Foreign air attacks against Libya have continued but the rebels have retreated from the outskirts of Sirte to the outskirts of Brega. While I'm sure that all sides would like to claim that the rebels have been beaten back by Libyan government troops those troops do not appear to have advanced in any meaningful way creating something of a no mans land between Sirte and Brega. Therefore what I think has happened is that the British commanders of the rebels have ordered them to fall back in order to reduce the pressure for resolution 1973(2011) to be revoked which has increased with China and India both adding their voices to Russia's accusation that foreign forces have exceeded their UN mandate.

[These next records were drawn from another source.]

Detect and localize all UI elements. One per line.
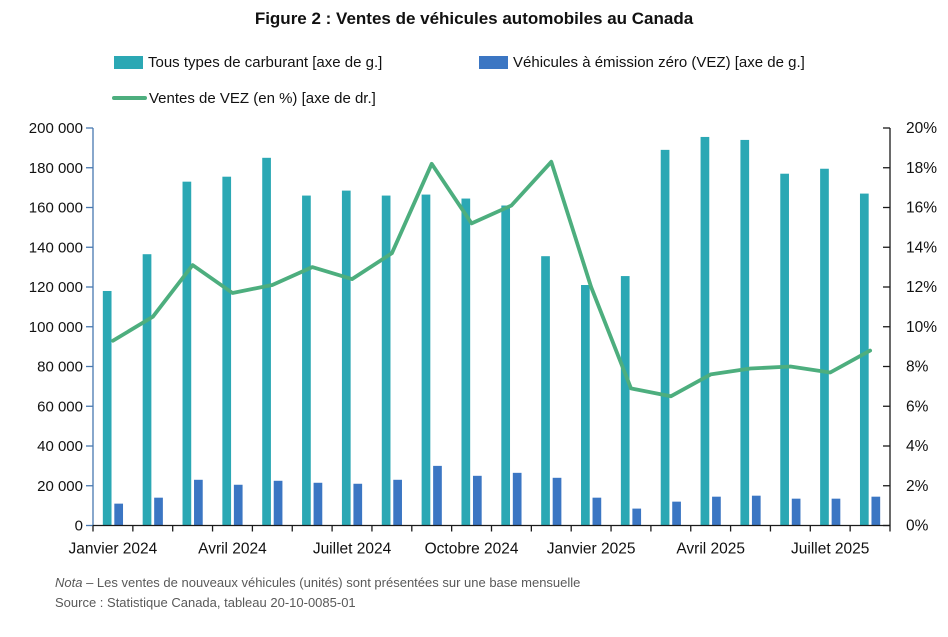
- right-axis-tick-label: 20%: [906, 120, 937, 137]
- right-axis-tick-label: 14%: [906, 239, 937, 256]
- zev-bar: [433, 465, 442, 526]
- all-fuels-bar: [859, 193, 869, 526]
- zev-bar: [552, 477, 562, 526]
- left-axis-tick-label: 100 000: [29, 319, 83, 336]
- all-fuels-bar: [660, 149, 670, 526]
- zev-bar: [512, 472, 522, 526]
- x-axis-month-label: Juillet 2024: [313, 541, 392, 558]
- right-axis-tick-label: 6%: [906, 398, 929, 415]
- legend-label-zev: Véhicules à émission zéro (VEZ) [axe de …: [513, 53, 805, 71]
- x-axis-month-label: Janvier 2025: [547, 541, 636, 558]
- left-axis-tick-label: 0: [75, 518, 83, 535]
- all-fuels-bar: [740, 139, 750, 526]
- all-fuels-bar: [182, 181, 192, 526]
- right-axis: 0% 2% 4% 6% 8% 10% 12% 14% 16% 18% 20%: [883, 120, 937, 535]
- right-axis-tick-label: 16%: [906, 200, 937, 217]
- left-axis: 0 20 000 40 000 60 000 80 000 100 000 120 000 1…: [29, 120, 94, 535]
- all-fuels-bar: [302, 195, 311, 526]
- all-fuels-bar: [780, 173, 789, 526]
- source-text: Source : Statistique Canada, tableau 20-…: [55, 595, 356, 610]
- right-axis-tick-label: 8%: [906, 359, 929, 376]
- zev-bar: [154, 497, 163, 526]
- left-axis-tick-label: 140 000: [29, 239, 83, 256]
- legend-item-zev-percent: Ventes de VEZ (en %) [axe de dr.]: [112, 89, 376, 107]
- all-fuels-bar: [102, 290, 112, 526]
- zev-bar: [393, 479, 402, 526]
- zev-bar: [273, 480, 283, 526]
- left-axis-tick-label: 40 000: [37, 438, 83, 455]
- zev-bars: [114, 465, 881, 526]
- zev-bar: [592, 497, 602, 526]
- chart-title: Figure 2 : Ventes de véhicules automobil…: [254, 9, 694, 28]
- all-fuels-bar: [222, 176, 232, 526]
- all-fuels-bar: [700, 136, 710, 526]
- zev-bar: [313, 482, 323, 526]
- zev-bar: [233, 484, 243, 526]
- right-axis-tick-label: 12%: [906, 279, 937, 296]
- zev-bar: [871, 496, 881, 526]
- x-axis: Janvier 2024 Avril 2024 Juillet 2024 Octobr…: [69, 524, 891, 558]
- nota-prefix: Nota: [55, 575, 83, 590]
- x-axis-month-label: Janvier 2024: [69, 541, 158, 558]
- left-axis-tick-label: 200 000: [29, 120, 83, 137]
- left-axis-tick-label: 60 000: [37, 398, 83, 415]
- nota-rest: – Les ventes de nouveaux véhicules (unit…: [82, 575, 581, 590]
- legend-label-zev-percent: Ventes de VEZ (en %) [axe de dr.]: [149, 89, 376, 107]
- zev-bar: [672, 501, 681, 526]
- zev-bar: [194, 479, 203, 526]
- all-fuels-bar: [541, 256, 550, 526]
- right-axis-tick-label: 18%: [906, 160, 937, 177]
- all-fuels-bar: [381, 195, 391, 526]
- right-axis-tick-label: 10%: [906, 319, 937, 336]
- left-axis-tick-label: 120 000: [29, 279, 83, 296]
- all-fuels-bar: [262, 157, 271, 526]
- x-axis-month-label: Octobre 2024: [425, 541, 519, 558]
- x-axis-month-label: Avril 2025: [676, 541, 745, 558]
- legend-item-all-fuels: Tous types de carburant [axe de g.]: [114, 53, 383, 71]
- x-axis-month-label: Juillet 2025: [791, 541, 869, 558]
- right-axis-tick-label: 2%: [906, 478, 929, 495]
- zev-bar: [712, 496, 721, 526]
- zev-bar: [791, 498, 801, 526]
- zev-bar: [831, 498, 841, 526]
- right-axis-tick-label: 0%: [906, 518, 929, 535]
- zev-bar: [751, 495, 761, 526]
- left-axis-tick-label: 180 000: [29, 160, 83, 177]
- x-axis-month-label: Avril 2024: [198, 541, 267, 558]
- nota-text: Nota – Les ventes de nouveaux véhicules …: [55, 575, 580, 590]
- all-fuels-bar: [620, 276, 630, 526]
- zev-bar: [632, 508, 642, 526]
- all-fuels-bar: [581, 285, 590, 526]
- all-fuels-bar: [421, 194, 431, 526]
- zev-bar: [114, 503, 124, 526]
- all-fuels-bar: [341, 190, 351, 526]
- left-axis-tick-label: 160 000: [29, 200, 83, 217]
- zev-percent-line: [111, 159, 872, 399]
- legend-item-zev: Véhicules à émission zéro (VEZ) [axe de …: [479, 53, 805, 71]
- zev-percent-line-swatch-icon: [112, 95, 147, 101]
- left-axis-tick-label: 80 000: [37, 359, 83, 376]
- all-fuels-bar: [142, 254, 152, 526]
- right-axis-tick-label: 4%: [906, 438, 929, 455]
- zev-bar: [353, 483, 363, 526]
- all-fuels-swatch-icon: [114, 55, 143, 69]
- all-fuels-bars: [102, 136, 869, 526]
- legend-label-all-fuels: Tous types de carburant [axe de g.]: [148, 53, 383, 71]
- left-axis-tick-label: 20 000: [37, 478, 83, 495]
- all-fuels-bar: [461, 198, 471, 526]
- zev-swatch-icon: [479, 55, 508, 69]
- all-fuels-bar: [820, 168, 829, 526]
- all-fuels-bar: [501, 205, 511, 526]
- zev-bar: [472, 475, 482, 526]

Meanwhile, led by the Americans, foreign powers are debating whether or not 1973(2011) allows them to arm the Libyan rebels. As the the resolution was passed in order to protect civilians by reducing conflict it clearly doesn't. However since Qatar started to act as the rebels oil merchant the Qatari based news channel, Al Jazeera has begun to vigorously campaign against what it is describing as American sanctions against the Libyan people. Therefore I suspect that while Britain hasn't worked it out yet when other foreign powers talk about arming the rebels they're using it as code for allowing the rebels to sell oil and be armed with oil revenues rather then weapons because they can quite easily use that money to buy in weapons from across Africa where NATO is not enforcing the arms embargo. On something of a side note it is a shame that as a result of action against Libya Al Jazeera appears to have lost most of it's editorial independence because it was one of if not the only independent news voices in the Arab world.

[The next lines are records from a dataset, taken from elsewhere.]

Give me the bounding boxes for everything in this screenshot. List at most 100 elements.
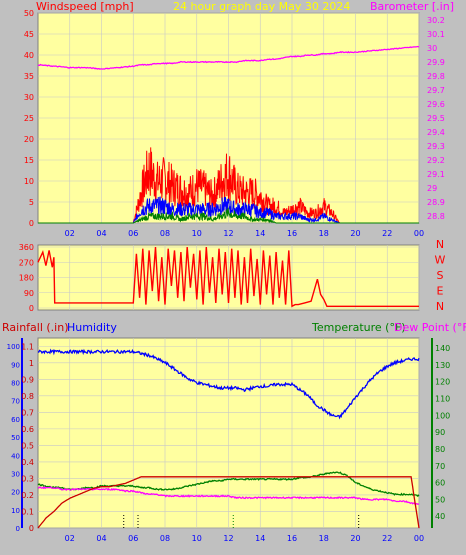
compass-letter: N [436, 300, 444, 313]
rainfall-tick-label: 1.1 [21, 342, 34, 351]
bottom-x-tick-label: 14 [255, 534, 265, 543]
humidity-axis-title: Humidity [67, 321, 117, 334]
barometer-tick-label: 28.9 [427, 198, 445, 207]
humidity-tick-label: 60 [11, 416, 20, 424]
barometer-tick-label: 29.7 [427, 86, 445, 95]
compass-letter: W [435, 254, 446, 267]
barometer-tick-label: 30 [427, 44, 437, 53]
rainfall-tick-label: 0.6 [21, 425, 34, 434]
wind-direction-line [37, 246, 419, 308]
humidity-tick-label: 30 [11, 470, 20, 478]
humidity-tick-label: 10 [11, 507, 20, 515]
windspeed-tick-label: 5 [29, 198, 34, 207]
dewpoint-axis-title: Dew Point (°F) [394, 321, 466, 334]
barometer-tick-label: 29.2 [427, 156, 445, 165]
barometer-tick-label: 30.1 [427, 30, 445, 39]
direction-tick-label: 180 [19, 274, 34, 283]
rainfall-line [37, 476, 420, 529]
barometer-tick-label: 29.5 [427, 114, 445, 123]
bottom-x-tick-label: 16 [287, 534, 297, 543]
barometer-tick-label: 29.6 [427, 100, 445, 109]
rainfall-tick-label: 0 [29, 524, 34, 533]
bottom-x-tick-label: 06 [128, 534, 138, 543]
bottom-x-tick-label: 22 [382, 534, 392, 543]
bottom-x-tick-label: 12 [223, 534, 233, 543]
temperature-axis-title: Temperature (°F) [311, 321, 406, 334]
top-x-tick-label: 08 [160, 229, 170, 238]
temperature-tick-label: 120 [435, 378, 450, 387]
humidity-tick-label: 0 [16, 525, 20, 533]
bottom-x-tick-label: 08 [160, 534, 170, 543]
graph-date-title: 24 hour graph day May 30 2024 [173, 0, 350, 13]
windspeed-tick-label: 45 [24, 30, 34, 39]
barometer-tick-label: 29.4 [427, 128, 445, 137]
humidity-tick-label: 100 [7, 343, 20, 351]
rainfall-tick-label: 0.8 [21, 392, 34, 401]
bottom-x-tick-label: 04 [96, 534, 106, 543]
humidity-tick-label: 40 [11, 452, 20, 460]
windspeed-tick-label: 15 [24, 156, 34, 165]
top-x-tick-label: 02 [65, 229, 75, 238]
top-x-tick-label: 16 [287, 229, 297, 238]
top-x-tick-label: 00 [414, 229, 424, 238]
humidity-tick-label: 80 [11, 380, 20, 388]
temperature-tick-label: 80 [435, 445, 445, 454]
top-x-tick-label: 06 [128, 229, 138, 238]
bottom-x-tick-label: 20 [350, 534, 360, 543]
direction-tick-label: 90 [24, 289, 34, 298]
rainfall-tick-label: 0.4 [21, 458, 34, 467]
bottom-x-tick-label: 10 [192, 534, 202, 543]
rainfall-tick-label: 0.7 [21, 408, 34, 417]
temperature-tick-label: 140 [435, 344, 450, 353]
barometer-line [37, 45, 420, 70]
rainfall-tick-label: 0.5 [21, 441, 34, 450]
temperature-tick-label: 70 [435, 462, 445, 471]
windspeed-tick-label: 50 [24, 9, 34, 18]
barometer-tick-label: 28.8 [427, 212, 445, 221]
bottom-x-tick-label: 18 [319, 534, 329, 543]
barometer-tick-label: 29.9 [427, 58, 445, 67]
direction-tick-label: 360 [19, 243, 34, 252]
direction-tick-label: 0 [29, 304, 34, 313]
direction-tick-label: 270 [19, 258, 34, 267]
humidity-tick-label: 50 [11, 434, 20, 442]
temperature-tick-label: 130 [435, 361, 450, 370]
humidity-line [37, 348, 420, 420]
compass-letter: S [437, 269, 444, 282]
dewpoint-line [37, 485, 420, 505]
top-x-tick-label: 04 [96, 229, 106, 238]
rainfall-tick-label: 0.3 [21, 474, 34, 483]
barometer-tick-label: 29.3 [427, 142, 445, 151]
tick-layer: 0510152025303540455028.828.92929.129.229… [7, 9, 451, 543]
rainfall-axis-title: Rainfall (.in) [2, 321, 69, 334]
top-x-tick-label: 22 [382, 229, 392, 238]
temperature-tick-label: 40 [435, 512, 445, 521]
barometer-tick-label: 29 [427, 184, 437, 193]
windspeed-tick-label: 25 [24, 114, 34, 123]
compass-letter: N [436, 238, 444, 251]
wind-series-2 [38, 207, 419, 224]
barometer-tick-label: 30.2 [427, 16, 445, 25]
windspeed-tick-label: 20 [24, 135, 34, 144]
barometer-tick-label: 29.1 [427, 170, 445, 179]
temperature-tick-label: 110 [435, 395, 450, 404]
humidity-tick-label: 90 [11, 361, 20, 369]
rainfall-tick-label: 0.1 [21, 507, 34, 516]
rainfall-tick-label: 0.2 [21, 491, 34, 500]
top-x-tick-label: 10 [192, 229, 202, 238]
rainfall-tick-label: 0.9 [21, 375, 34, 384]
top-x-tick-label: 12 [223, 229, 233, 238]
windspeed-title: Windspeed [mph] [36, 0, 134, 13]
windspeed-tick-label: 30 [24, 93, 34, 102]
temperature-tick-label: 100 [435, 411, 450, 420]
top-x-tick-label: 14 [255, 229, 265, 238]
temperature-tick-label: 50 [435, 495, 445, 504]
bottom-x-tick-label: 02 [65, 534, 75, 543]
windspeed-tick-label: 10 [24, 177, 34, 186]
humidity-tick-label: 20 [11, 489, 20, 497]
top-x-tick-label: 20 [350, 229, 360, 238]
bottom-x-tick-label: 00 [414, 534, 424, 543]
windspeed-tick-label: 40 [24, 51, 34, 60]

With it being almost a certainty that the situation in Libya will be referred back to the UN in one form or another I've been reading up on Susan Rice, the US Ambassador to the UN. A career civil servant it turns out that she was on the staff of the American National Security Council (NSC) in 1994 at the time of the Rwandan genocide. If you are unfamiliar with this particularly dark period in African history it saw Hutu and Tutsi tribes in Rwanda and the Democratic Republic of Congo rise up and slaughter each other in the hundreds of thousands. As most of the killing was done with simple weapons such as machetes and rocks and were often accompanied by mass rapes the brutality of the genocide shocked even people who were familiar with African civil wars. The international community's failure to act to stop the slaughter is still considered one of it's greatest failures. In response to her role in the NSC's failure to intervene in Rwanda Susan Rice went on the record to say; "I swore to myself that if I ever faced such a crisis again I would come down on the side of dramatic action, going down in flames if that was required."
Sadly the guilt that Ms Rice clearly still feels over the Rwandan genocide made her all too easy a mark for those who wanted to pursue a war of aggression against Libya. All they needed to do was tell her a few horror stories and use a few, well placed Twitter rumours to convince her that the situation in Benghazi would be even a fraction as bad as the situation in Rwanda and she would not only vote for swift military action she would also campaign for even stronger action. It's a shame then that Libya in 2011 is not and never will be Rwanda in 1994. In fact as the newest member of the British Commonwealth Rwanda in 2011 is how Britain intends to control the flow of minerals like cobalt, copper and cadmium out of the Democratic Republic of Congo. I cannot see how allowing them to add Libyan oil to that plunder could ever be in America's geo-political interest.